Volokh makes no comment of his own regarding the merits of this rule, but I have seen a devastating comment on rules of that sort, made by Thomas Babington Macaulay in his Notes on the Indian Penal Code. The setting is not quite the same, but it’s close enough:
… the crime of deliberately and knowingly asserting falsehoods in pleading. Our opinions on this subject may startle persons accustomed to that boundless license which the English law allows to mendacity in suitors. On what principle that license is allowed we must confess ourselves unable to discover. A. lends Z. money; Z repays it. A. brings an action against Z. for the money, and affirms in his declaration that he lent the money, and has never been repaid. On the trial A.’s receipt is produced. It is not doubted. A. himself cannot deny that he asserted a falsehood in his declaration. Ought A. to enjoy impunity? Again: Z. brings an action against A. for a debt which is really due. A.’s plea is a positive averment that he owes Z. nothing. The case comes to trial; and it is proved by overwhelming evidence that the debt is a just debt. A. does not even attempt a defence. Ought A. in this case to enjoy impunity? If, in either of the cases which we have stated, A. were to suborn witnesses to support the lie which he has put on the pleadings, every one of these witnesses, as well as A. himself, would be liable to severe punishment. But false evidence in the vast majority of cases springs out of false pleading, and would be almost entirely banished from the Courts if false pleading could be prevented.
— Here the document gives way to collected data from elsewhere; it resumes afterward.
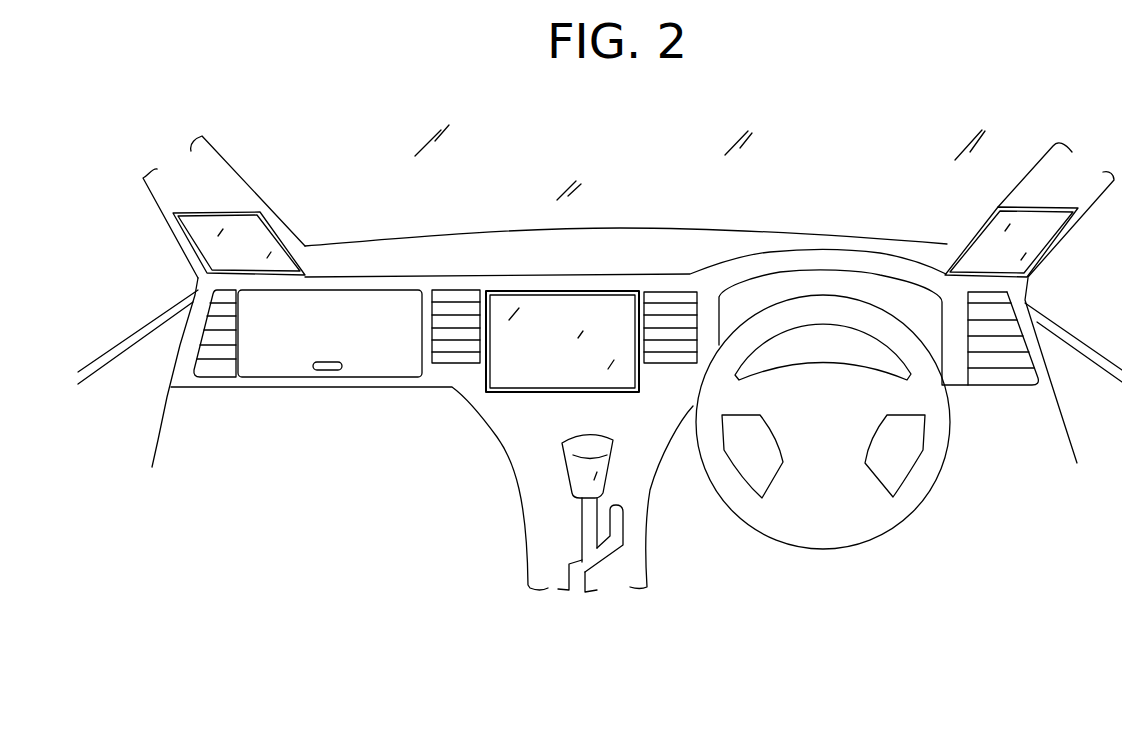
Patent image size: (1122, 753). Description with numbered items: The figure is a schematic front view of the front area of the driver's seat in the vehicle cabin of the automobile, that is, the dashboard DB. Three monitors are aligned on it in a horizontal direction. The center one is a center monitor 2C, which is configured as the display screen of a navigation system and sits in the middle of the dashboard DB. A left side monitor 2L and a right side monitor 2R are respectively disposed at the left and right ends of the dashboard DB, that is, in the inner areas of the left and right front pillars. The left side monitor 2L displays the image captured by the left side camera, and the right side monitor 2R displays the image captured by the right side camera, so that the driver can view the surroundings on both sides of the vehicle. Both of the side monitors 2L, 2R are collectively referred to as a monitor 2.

The monitor 2 is at (816, 187).
The left side monitor 2L is at (278, 236).
The center monitor 2C is at (587, 291).
The right side monitor 2R is at (973, 240).
The dashboard DB is at (465, 380).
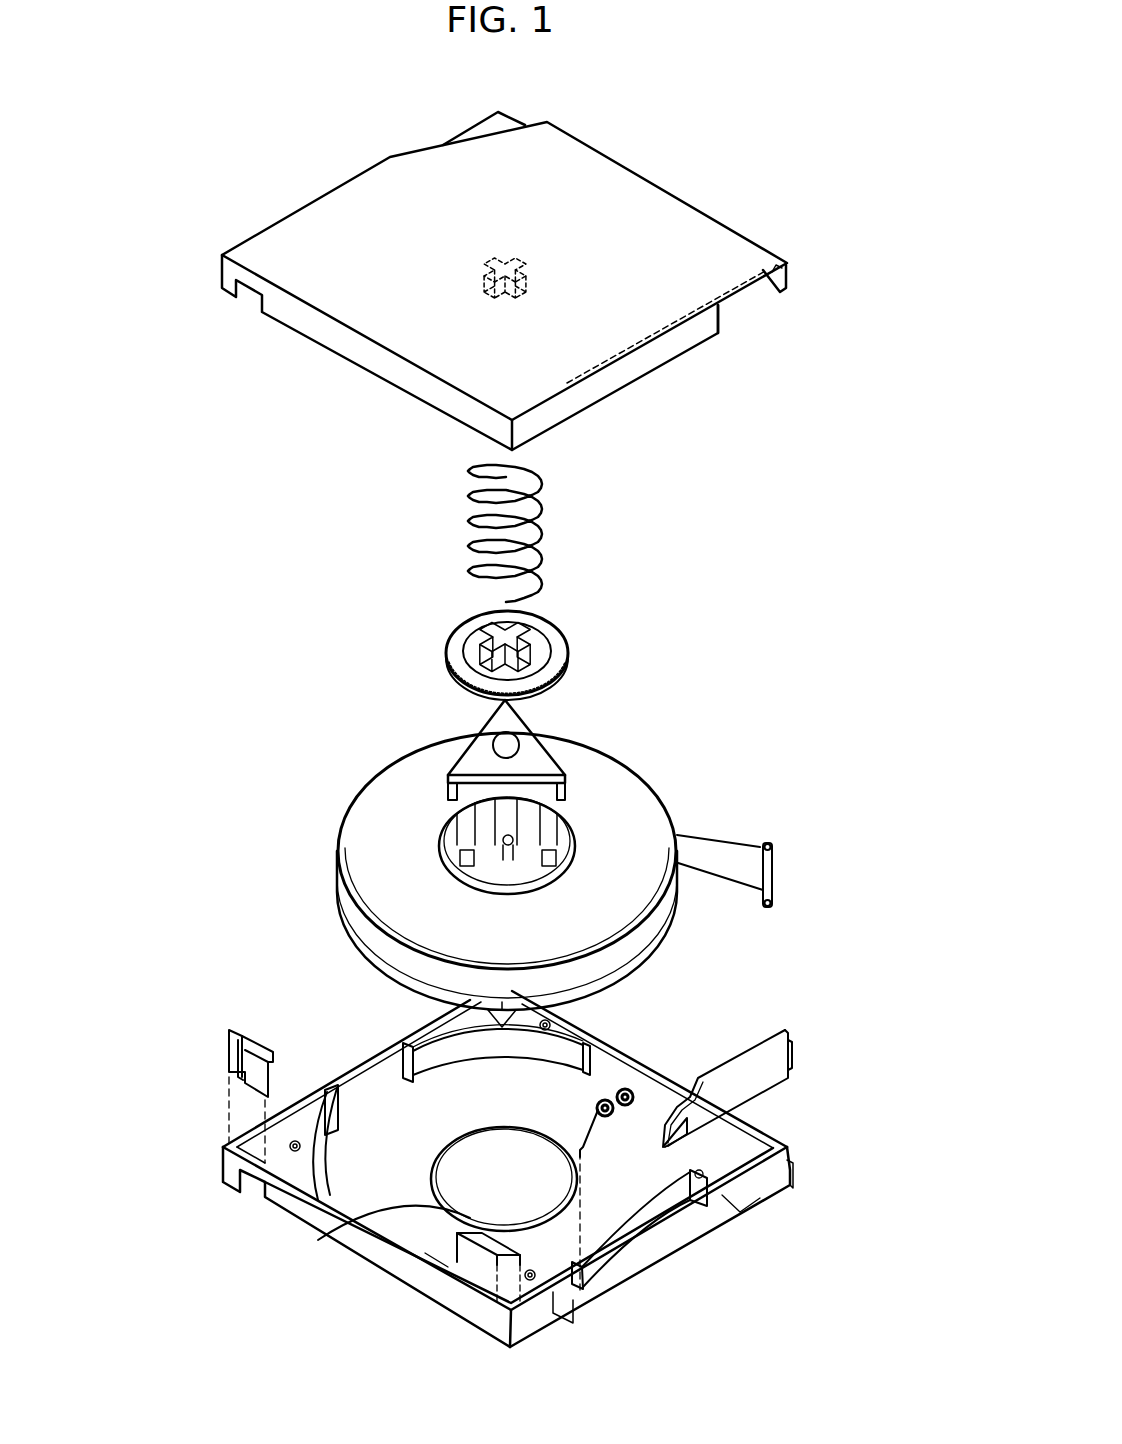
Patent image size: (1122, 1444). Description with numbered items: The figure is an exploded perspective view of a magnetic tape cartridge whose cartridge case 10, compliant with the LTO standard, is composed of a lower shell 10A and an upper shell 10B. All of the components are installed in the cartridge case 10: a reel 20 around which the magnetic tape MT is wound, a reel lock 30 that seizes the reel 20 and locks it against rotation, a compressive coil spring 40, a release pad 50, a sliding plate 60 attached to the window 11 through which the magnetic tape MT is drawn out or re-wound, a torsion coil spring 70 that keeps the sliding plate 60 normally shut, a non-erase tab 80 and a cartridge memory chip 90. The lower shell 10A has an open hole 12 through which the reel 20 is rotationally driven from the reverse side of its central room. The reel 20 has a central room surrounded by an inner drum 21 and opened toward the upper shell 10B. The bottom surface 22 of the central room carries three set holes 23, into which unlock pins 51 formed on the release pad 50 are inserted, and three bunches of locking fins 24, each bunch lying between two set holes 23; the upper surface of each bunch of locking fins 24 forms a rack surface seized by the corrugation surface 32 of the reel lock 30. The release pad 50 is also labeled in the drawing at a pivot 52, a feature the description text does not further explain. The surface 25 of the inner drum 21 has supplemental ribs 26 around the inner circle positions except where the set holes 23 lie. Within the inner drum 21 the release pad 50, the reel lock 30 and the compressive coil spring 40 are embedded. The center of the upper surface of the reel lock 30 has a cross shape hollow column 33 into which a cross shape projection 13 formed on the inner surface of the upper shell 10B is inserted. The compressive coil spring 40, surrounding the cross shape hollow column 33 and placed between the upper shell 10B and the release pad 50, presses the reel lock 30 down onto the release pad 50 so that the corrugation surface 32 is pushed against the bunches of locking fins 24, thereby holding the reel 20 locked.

The cartridge case 10 is at (242, 590).
The lower shell 10A is at (354, 1069).
The upper shell 10B is at (382, 383).
The window 11 is at (720, 313).
The open hole 12 is at (352, 1222).
The cross shape projection 13 is at (527, 247).
The reel 20 is at (647, 758).
The inner drum 21 is at (465, 822).
The bottom surface 22 is at (503, 875).
The set holes 23 is at (540, 815).
The locking fins 24 is at (578, 840).
The surface of the inner drum 25 is at (457, 815).
The supplemental ribs 26 is at (585, 826).
The reel lock 30 is at (560, 616).
The corrugation surface 32 is at (478, 696).
The cross shape hollow column 33 is at (487, 612).
The compressive coil spring 40 is at (542, 530).
The release pad 50 is at (532, 717).
The unlock pins 51 is at (450, 793).
The pivot 52 is at (510, 742).
The sliding plate 60 is at (760, 1040).
The torsion coil spring 70 is at (642, 1088).
The non-erase tab 80 is at (240, 1030).
The cartridge memory chip 90 is at (483, 1245).
The magnetic tape MT is at (760, 850).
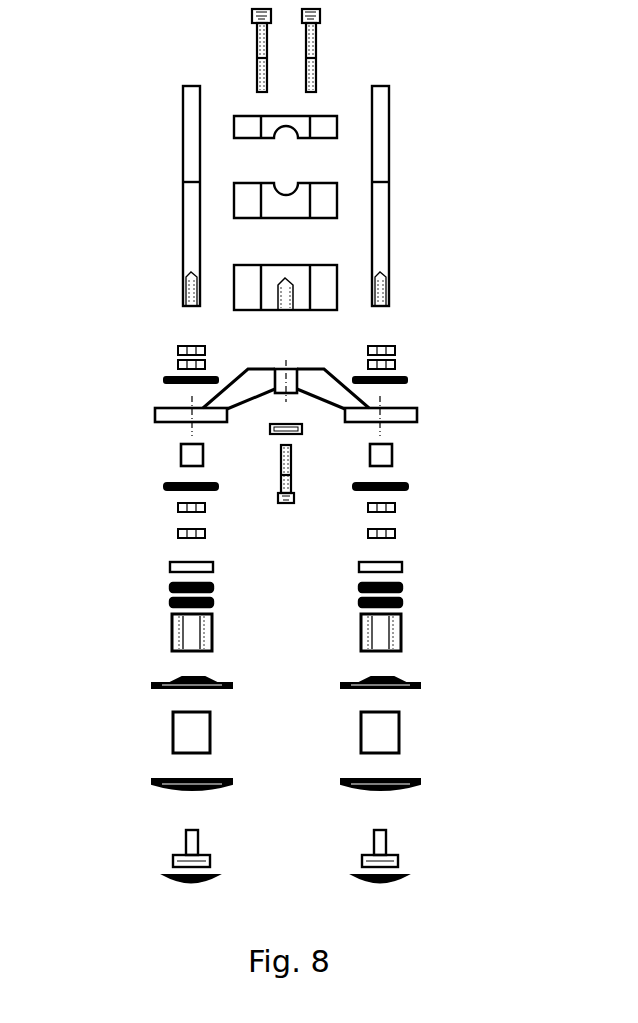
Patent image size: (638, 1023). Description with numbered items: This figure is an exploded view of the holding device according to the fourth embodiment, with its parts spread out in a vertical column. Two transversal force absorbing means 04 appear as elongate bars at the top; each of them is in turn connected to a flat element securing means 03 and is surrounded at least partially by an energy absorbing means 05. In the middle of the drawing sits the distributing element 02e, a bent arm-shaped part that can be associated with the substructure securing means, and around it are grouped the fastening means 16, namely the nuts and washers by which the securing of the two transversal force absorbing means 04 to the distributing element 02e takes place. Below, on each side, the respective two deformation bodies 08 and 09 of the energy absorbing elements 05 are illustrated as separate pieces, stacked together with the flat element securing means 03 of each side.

The transversal force absorbing means 04 is at (172, 102).
The fastening means 16 is at (400, 353).
The distributing element 02e is at (152, 415).
The deformation body 09 is at (355, 588).
The deformation body 08 is at (355, 633).
The energy absorbing means 05 is at (128, 611).
The flat element securing means 03 is at (355, 730).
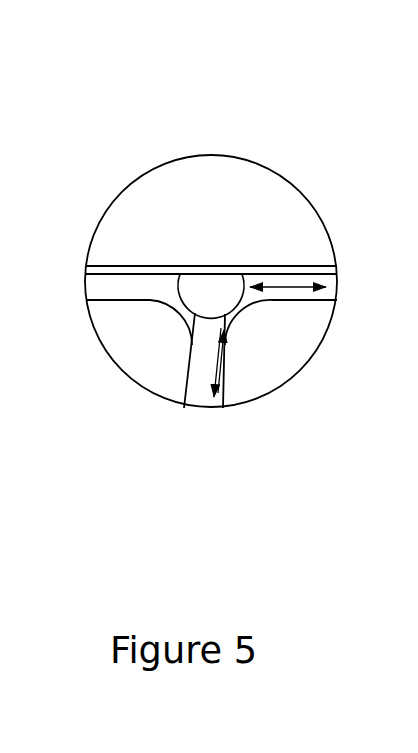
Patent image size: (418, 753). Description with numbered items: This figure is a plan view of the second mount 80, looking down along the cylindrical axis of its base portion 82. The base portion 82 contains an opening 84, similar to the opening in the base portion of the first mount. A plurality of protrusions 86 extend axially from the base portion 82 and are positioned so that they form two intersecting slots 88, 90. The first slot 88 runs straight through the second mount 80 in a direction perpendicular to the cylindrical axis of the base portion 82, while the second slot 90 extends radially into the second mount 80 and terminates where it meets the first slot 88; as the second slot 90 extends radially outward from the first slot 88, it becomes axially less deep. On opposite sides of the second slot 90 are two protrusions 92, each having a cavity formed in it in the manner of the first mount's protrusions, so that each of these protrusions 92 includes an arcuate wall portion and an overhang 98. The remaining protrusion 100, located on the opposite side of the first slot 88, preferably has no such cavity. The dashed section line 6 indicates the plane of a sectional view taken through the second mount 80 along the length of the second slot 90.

The second mount 80 is at (311, 130).
The section line 6- 6 is at (188, 500).
The base portion 82 is at (88, 297).
The opening 84 is at (196, 288).
The protrusions 86 is at (120, 223).
The first slot 88 is at (292, 287).
The second slot 90 is at (228, 356).
The protrusions 92 is at (117, 335).
The overhang 98 is at (108, 317).
The remaining protrusion 100 is at (174, 183).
It appears to us that all the marks which indicate that an act is a proper subject for legal punishment meet in the act of false pleading. That false pleading always does some harm is plain. Even when it is not followed up by false evidence it always delays justice. That false pleading produces any compensating good to atone for this harm has never, as far as we know, been even alleged. That false pleading will be more common if it is unpunished than if it is punished appears as certain as that rape, theft, embezzlement, would, if unpunished, be more common than they now are. It is evident also that there will be no more difficulty in trying a charge of false pleading than in trying a charge of false evidence. The fact that a statement has been made in pleading will generally be more clearly proved than the fact that a statement has been made in evidence. The falsehood of a statement made in pleading will be proved in exactly the same manner in which the falsehood of a statement made in evidence is proved. Whether the accused person knew that he was pleading falsely, the Courts will determine on the same evidence on which they now determine whether a witness knew that he was giving false testimony.
We have as yet spoken only of the direct injury produced to honest litigants by false pleading. But this injury appears to us to be only a part, and perhaps not the greatest part, of the evil engendered by the practice. If there be any place where truth ought to be held in peculiar honour, from which falsehoods ought to be driven with peculiar severity, in which exaggerations, which elsewhere would be applauded as the innocent sport of the fancy, or pardoned as the natural effect of excited passion, ought to be discouraged, that place is a Court of Justice. We object, therefore, to the use of legal fictions, even when the meaning of those fictions is generally understood, and we have done our best to exclude them from this code. But that a person should come before a Court, should tell that Court premeditated and circumstantial lies for the purpose of preventing or postponing the settlement of a just demand, and that by doing so he should incur no punishment whatever, seems to us to be a state of things to which nothing but habit could reconcile wise and virtuous men. Public opinion is vitiated by the vicious state of the law. Men who, in any other circumstances, would shrink from falsehood, have no scruple about setting up false pleas against just demands. There is one place, and only one, where deliberate untruths, told with the intent to injure, are not considered discreditable, and that place is a Court of Justice. Thus the authority of the tribunals operates to lower the standard of morality, and to diminish the exteem in which veracity is held; and the very place which ought to be kept sacred from misrepresentations, such as would elsewhere be venial, becomes the only place where it is considered as idle scrupulosity to shrink from deliberate falsehood.